We study hard states of the black-hole binary XTE J1550–564 during its 2000 outburst .
In order to explain those states at their highest luminosities , L \sim 10 \% of the Eddington luminosity , L _ { E } , we propose a specific hot accretion flow model .
We point out that the highest values of the hard-state L are substantially above the L an advection-dominated accretion flow ( ADAF ) can produce , \sim 0.4 \alpha ^ { 2 } L _ { E } , which is only \sim ( 3 – 4 ) \%L _ { E } even for \alpha as high as 0.3 .
On the other hand , we successfully explain the hard states with L \sim ( 4 – 10 ) \% using the luminous hot accretion flow ( LHAF ) model .
As 10 \%L _ { E } is also roughly the highest luminosity an LHAF can produce , such an agreement between the predicted and observed highest luminosities provides by itself strong support for this model .
Then , we study multi-waveband spectral variability during the 2000 outburst .
In addition to the primary maxima in the optical light curves , secondary maxima were detected after the transition from the very high state to the hard state .

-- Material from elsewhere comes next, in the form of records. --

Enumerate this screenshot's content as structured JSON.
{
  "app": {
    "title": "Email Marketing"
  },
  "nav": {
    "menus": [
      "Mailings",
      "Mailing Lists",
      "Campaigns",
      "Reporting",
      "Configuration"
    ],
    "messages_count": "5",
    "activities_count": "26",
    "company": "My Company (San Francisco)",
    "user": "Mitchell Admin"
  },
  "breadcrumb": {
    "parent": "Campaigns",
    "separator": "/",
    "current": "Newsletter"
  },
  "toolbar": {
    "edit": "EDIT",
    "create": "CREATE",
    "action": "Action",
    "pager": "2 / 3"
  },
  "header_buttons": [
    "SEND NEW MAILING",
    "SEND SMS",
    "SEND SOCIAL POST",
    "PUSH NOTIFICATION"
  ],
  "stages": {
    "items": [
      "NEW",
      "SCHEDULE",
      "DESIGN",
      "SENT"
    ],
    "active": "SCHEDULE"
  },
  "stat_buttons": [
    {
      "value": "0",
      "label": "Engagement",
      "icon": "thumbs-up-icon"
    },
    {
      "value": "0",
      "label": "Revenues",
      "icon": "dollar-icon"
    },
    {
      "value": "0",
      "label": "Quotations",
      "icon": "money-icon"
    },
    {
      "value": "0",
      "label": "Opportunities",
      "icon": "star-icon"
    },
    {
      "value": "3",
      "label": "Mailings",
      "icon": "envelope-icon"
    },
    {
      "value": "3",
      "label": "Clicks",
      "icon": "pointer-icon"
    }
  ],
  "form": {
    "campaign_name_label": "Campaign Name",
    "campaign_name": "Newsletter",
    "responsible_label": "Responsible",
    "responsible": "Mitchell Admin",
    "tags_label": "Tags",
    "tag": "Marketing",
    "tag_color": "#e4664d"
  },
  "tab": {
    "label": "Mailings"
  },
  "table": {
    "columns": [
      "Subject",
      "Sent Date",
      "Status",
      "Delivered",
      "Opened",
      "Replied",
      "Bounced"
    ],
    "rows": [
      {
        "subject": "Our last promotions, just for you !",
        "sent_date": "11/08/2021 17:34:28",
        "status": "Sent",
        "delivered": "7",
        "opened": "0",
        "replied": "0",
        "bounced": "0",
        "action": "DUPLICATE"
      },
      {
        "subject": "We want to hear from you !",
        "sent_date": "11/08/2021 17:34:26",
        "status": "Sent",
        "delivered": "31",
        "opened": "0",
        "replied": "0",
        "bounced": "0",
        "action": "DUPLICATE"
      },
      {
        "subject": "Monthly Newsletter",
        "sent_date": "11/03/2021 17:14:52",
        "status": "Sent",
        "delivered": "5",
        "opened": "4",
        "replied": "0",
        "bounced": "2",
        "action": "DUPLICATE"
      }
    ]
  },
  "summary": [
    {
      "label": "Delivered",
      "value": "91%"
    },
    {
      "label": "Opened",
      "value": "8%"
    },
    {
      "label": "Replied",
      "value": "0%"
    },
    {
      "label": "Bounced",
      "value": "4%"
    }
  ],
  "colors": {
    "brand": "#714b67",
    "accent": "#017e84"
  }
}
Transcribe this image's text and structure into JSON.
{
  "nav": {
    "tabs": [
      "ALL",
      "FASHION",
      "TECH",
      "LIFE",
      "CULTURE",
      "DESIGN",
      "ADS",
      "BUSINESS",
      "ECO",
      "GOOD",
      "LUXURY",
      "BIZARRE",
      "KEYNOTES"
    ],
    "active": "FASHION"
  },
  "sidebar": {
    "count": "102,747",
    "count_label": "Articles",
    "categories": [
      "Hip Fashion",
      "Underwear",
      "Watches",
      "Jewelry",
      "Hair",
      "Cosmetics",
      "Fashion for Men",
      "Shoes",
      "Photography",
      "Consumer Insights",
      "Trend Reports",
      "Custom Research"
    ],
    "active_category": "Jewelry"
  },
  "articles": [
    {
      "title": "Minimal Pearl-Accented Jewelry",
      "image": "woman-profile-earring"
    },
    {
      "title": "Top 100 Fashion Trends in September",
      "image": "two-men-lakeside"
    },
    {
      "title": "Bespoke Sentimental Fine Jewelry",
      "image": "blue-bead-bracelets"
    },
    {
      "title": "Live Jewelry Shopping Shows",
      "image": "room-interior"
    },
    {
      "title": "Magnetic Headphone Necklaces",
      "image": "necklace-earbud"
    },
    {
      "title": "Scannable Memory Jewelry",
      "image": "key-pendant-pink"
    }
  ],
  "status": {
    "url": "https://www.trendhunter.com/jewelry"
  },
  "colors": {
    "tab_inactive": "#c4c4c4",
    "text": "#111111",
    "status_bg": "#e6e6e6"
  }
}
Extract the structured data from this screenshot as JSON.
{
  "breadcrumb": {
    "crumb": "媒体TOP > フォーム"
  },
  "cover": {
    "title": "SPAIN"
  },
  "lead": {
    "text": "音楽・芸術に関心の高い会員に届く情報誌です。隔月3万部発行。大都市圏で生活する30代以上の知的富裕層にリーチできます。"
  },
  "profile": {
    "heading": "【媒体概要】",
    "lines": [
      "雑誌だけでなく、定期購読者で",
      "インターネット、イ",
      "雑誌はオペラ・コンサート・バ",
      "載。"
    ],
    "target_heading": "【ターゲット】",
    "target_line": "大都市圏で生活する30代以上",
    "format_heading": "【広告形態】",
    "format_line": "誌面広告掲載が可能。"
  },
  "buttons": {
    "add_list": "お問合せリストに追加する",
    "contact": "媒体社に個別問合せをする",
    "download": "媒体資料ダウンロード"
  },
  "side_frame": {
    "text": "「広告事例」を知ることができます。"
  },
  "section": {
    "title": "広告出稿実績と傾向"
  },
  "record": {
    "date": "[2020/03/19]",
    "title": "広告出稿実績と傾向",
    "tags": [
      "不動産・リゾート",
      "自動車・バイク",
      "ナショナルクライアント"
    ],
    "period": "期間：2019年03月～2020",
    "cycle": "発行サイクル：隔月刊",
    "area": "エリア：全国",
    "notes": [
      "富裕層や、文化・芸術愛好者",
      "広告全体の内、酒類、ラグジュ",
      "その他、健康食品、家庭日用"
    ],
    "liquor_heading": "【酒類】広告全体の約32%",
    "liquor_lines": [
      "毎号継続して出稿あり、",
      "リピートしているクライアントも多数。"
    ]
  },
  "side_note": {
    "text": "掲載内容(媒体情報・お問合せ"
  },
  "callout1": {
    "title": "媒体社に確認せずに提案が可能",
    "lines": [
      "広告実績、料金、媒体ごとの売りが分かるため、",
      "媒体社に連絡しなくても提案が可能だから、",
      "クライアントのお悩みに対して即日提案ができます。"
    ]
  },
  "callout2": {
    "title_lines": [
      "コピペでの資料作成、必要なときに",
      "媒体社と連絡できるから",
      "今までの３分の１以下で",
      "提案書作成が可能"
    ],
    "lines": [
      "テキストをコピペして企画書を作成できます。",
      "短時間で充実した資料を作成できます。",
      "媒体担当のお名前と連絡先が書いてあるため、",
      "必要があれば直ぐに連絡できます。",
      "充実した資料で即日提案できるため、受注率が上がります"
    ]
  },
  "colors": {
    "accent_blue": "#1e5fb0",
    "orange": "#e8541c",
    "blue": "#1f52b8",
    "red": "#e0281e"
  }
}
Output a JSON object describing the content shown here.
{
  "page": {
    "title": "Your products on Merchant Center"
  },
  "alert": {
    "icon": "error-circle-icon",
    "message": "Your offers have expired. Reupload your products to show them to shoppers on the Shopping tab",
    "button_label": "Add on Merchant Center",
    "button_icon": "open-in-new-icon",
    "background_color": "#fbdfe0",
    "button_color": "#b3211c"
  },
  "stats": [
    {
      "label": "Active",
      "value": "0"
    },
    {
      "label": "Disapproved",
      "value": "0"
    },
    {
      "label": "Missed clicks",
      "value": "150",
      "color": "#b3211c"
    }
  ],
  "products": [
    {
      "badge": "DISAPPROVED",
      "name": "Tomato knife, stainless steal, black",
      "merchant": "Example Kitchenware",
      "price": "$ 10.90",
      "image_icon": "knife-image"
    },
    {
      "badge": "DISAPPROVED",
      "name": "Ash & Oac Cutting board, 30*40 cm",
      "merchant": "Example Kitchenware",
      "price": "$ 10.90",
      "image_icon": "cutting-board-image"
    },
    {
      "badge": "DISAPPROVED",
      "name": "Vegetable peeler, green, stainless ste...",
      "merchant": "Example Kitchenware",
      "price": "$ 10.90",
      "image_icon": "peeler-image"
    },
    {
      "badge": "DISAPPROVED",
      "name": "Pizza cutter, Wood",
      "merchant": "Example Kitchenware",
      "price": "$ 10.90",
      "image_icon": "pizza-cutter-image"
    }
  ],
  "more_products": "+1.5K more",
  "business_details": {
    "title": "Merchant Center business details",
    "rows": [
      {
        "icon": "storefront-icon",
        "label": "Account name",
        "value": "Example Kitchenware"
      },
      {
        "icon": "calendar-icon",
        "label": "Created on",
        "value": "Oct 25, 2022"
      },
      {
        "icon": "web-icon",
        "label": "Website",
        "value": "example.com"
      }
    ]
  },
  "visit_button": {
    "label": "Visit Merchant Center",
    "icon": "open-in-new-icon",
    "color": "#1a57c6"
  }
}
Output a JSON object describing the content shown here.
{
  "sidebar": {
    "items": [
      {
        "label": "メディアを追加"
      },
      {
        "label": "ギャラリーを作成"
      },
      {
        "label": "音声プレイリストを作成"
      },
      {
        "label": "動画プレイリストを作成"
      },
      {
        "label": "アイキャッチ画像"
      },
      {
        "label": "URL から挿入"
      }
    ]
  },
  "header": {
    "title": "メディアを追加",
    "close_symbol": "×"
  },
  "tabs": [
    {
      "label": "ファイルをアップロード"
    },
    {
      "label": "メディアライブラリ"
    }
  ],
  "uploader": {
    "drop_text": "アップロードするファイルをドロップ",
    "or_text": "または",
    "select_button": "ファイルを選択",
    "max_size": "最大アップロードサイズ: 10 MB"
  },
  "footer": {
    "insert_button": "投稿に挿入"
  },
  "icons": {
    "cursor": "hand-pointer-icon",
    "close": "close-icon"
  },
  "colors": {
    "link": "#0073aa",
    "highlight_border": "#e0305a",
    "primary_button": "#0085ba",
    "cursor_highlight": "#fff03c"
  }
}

We show that the secondary maxima are well modeled by synchrotron emission from a jet formed during the state transition .
We argue that the absence of the corresponding secondary peak in the X-ray light curve indicates that the X-ray jet emission , regardless of its radiative process , synchrotron or its Comptonization , is not important in the hard state compared to the emission from the accretion flow .